腕は本物だけれど、私はこの人について行ってもいいんだろうか。
業務を終えたのは、夜の十時を回っていた。通常勤で帰れる日なんて滅多にないけれど、昨日も残業だった。
こうも毎日残業だとさすがに疲れる。
私の横では五十嵐先生がお腹を擦りながら話しかけてきた。
「幸野、飯行くか。焼肉食いてぇ」
「い、いや、さすがに焼肉は……」
「患者の内蔵見すぎて食えないってか? 研修医じゃあるまいし……」
やれやれ、と、首を傾げる五十嵐先生に、つい、「オペ後に肉は食べれません!」と、強く言い放つ。
「じゃあ居酒屋だな。
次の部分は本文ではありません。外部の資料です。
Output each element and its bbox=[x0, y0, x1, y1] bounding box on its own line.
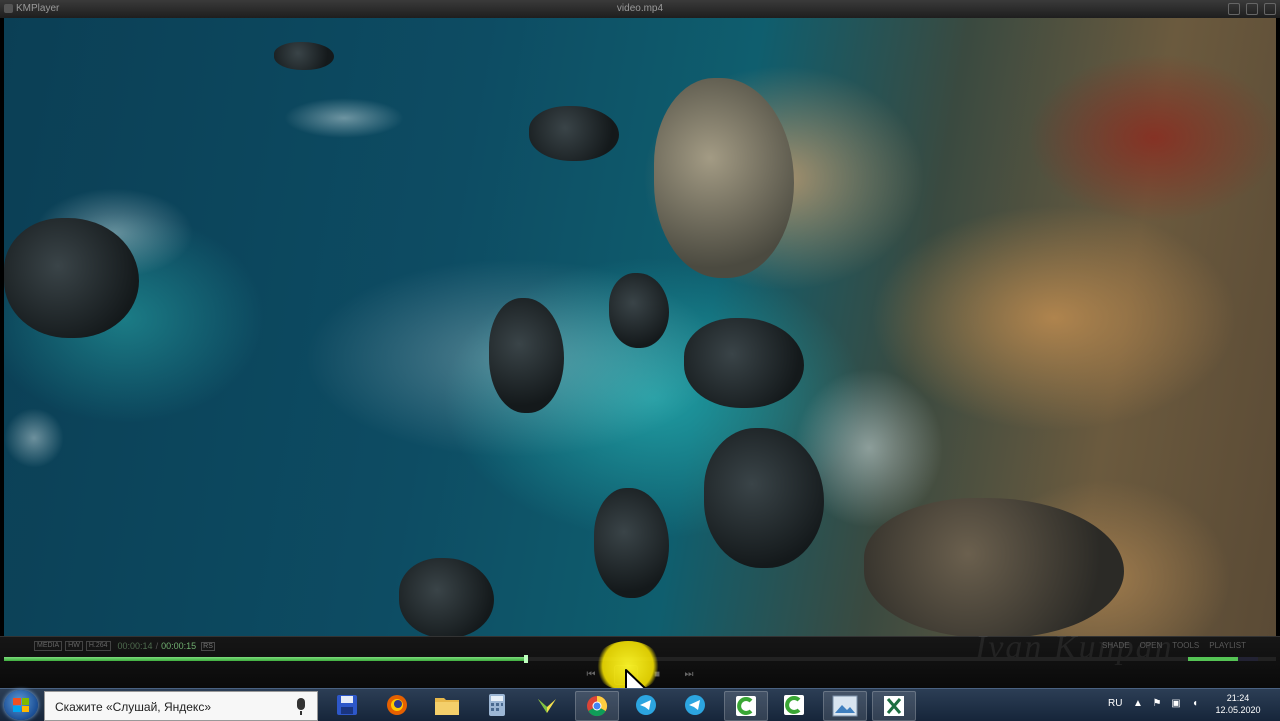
search-box[interactable]: Скажите «Слушай, Яндекс» bbox=[44, 691, 318, 721]
window-buttons bbox=[1228, 3, 1276, 15]
file-title: video.mp4 bbox=[616, 3, 664, 14]
start-button[interactable] bbox=[4, 690, 38, 720]
clock[interactable]: 21:24 12.05.2020 bbox=[1206, 692, 1270, 716]
file-explorer-icon[interactable] bbox=[426, 691, 468, 719]
cliff bbox=[864, 498, 1124, 636]
windows-icon bbox=[13, 698, 29, 712]
clock-date: 12.05.2020 bbox=[1215, 705, 1261, 715]
status-left: MEDIA HW H.264 00:00:14 / 00:00:15 RS bbox=[34, 641, 215, 651]
status-tag[interactable]: H.264 bbox=[85, 641, 111, 651]
time-total: 00:00:15 bbox=[161, 641, 197, 651]
chevron-up-icon[interactable]: ▲ bbox=[1133, 699, 1143, 709]
status-tag[interactable]: HW bbox=[65, 641, 83, 651]
rock bbox=[4, 218, 139, 338]
language-indicator[interactable]: RU bbox=[1108, 698, 1122, 709]
telegram-icon[interactable] bbox=[625, 691, 667, 719]
video-frame[interactable] bbox=[4, 18, 1276, 636]
clock-time: 21:24 bbox=[1226, 693, 1250, 703]
tools-button[interactable]: TOOLS bbox=[1172, 641, 1199, 650]
network-icon[interactable]: ▣ bbox=[1171, 699, 1181, 709]
minimize-icon[interactable] bbox=[1228, 3, 1240, 15]
rock bbox=[489, 298, 564, 413]
shade-button[interactable]: SHADE bbox=[1102, 641, 1130, 650]
flag-icon[interactable]: ⚑ bbox=[1152, 699, 1162, 709]
rock bbox=[274, 42, 334, 70]
rock bbox=[609, 273, 669, 348]
firefox-icon[interactable] bbox=[376, 691, 418, 719]
seek-thumb[interactable] bbox=[523, 655, 528, 663]
rock bbox=[529, 106, 619, 161]
camtasia-icon[interactable] bbox=[724, 691, 768, 721]
status-tag[interactable]: MEDIA bbox=[34, 641, 63, 651]
cliff bbox=[654, 78, 794, 278]
title-bar: KMPlayer video.mp4 bbox=[0, 0, 1280, 18]
image-viewer-icon[interactable] bbox=[823, 691, 867, 721]
rock bbox=[399, 558, 494, 636]
volume-level bbox=[1188, 657, 1239, 661]
sea-foam bbox=[4, 408, 64, 468]
volume-icon[interactable]: ◖ bbox=[1190, 699, 1200, 709]
open-button[interactable]: OPEN bbox=[1140, 641, 1163, 650]
time-separator: / bbox=[155, 641, 159, 651]
next-icon[interactable]: ⏭ bbox=[682, 669, 696, 681]
search-placeholder: Скажите «Слушай, Яндекс» bbox=[55, 700, 211, 714]
chrome-icon[interactable] bbox=[575, 691, 619, 721]
yandex-icon[interactable] bbox=[526, 691, 568, 719]
time-current: 00:00:14 bbox=[117, 641, 153, 651]
calculator-icon[interactable] bbox=[476, 691, 518, 719]
telegram-icon[interactable] bbox=[674, 691, 716, 719]
camtasia-icon[interactable] bbox=[773, 691, 815, 719]
rock bbox=[684, 318, 804, 408]
volume-bar[interactable] bbox=[1188, 657, 1258, 661]
maximize-icon[interactable] bbox=[1246, 3, 1258, 15]
rs-badge[interactable]: RS bbox=[201, 641, 215, 651]
save-icon[interactable] bbox=[326, 691, 368, 719]
rock bbox=[594, 488, 669, 598]
seek-progress bbox=[4, 657, 526, 661]
close-icon[interactable] bbox=[1264, 3, 1276, 15]
rock bbox=[704, 428, 824, 568]
microphone-icon[interactable] bbox=[297, 698, 305, 715]
excel-icon[interactable] bbox=[872, 691, 916, 721]
sea-foam bbox=[284, 98, 404, 138]
status-right-menu: SHADE OPEN TOOLS PLAYLIST bbox=[1102, 641, 1246, 650]
playlist-button[interactable]: PLAYLIST bbox=[1209, 641, 1246, 650]
taskbar: Скажите «Слушай, Яндекс» RU ▲ ⚑ ▣ ◖ 21:2… bbox=[0, 688, 1280, 721]
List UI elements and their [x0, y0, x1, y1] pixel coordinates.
個室にしようぜ、個室に」
まだ「分かりました」と答えていないにも関わらず、医局室に機嫌良く戻った五十嵐先生は慣れた手付きで居酒屋に電話している。
――五十嵐先生。
顔は久我先生や内科の綿谷先生と違って彫りが深い。黒目が大きく、パッチリとした二重も羨ましい。鼻筋も高くしっかりしている。マリちゃんが言うようにとても男前だと思う。
ただ、その見た目からかチャラそうに見えて仕方がない。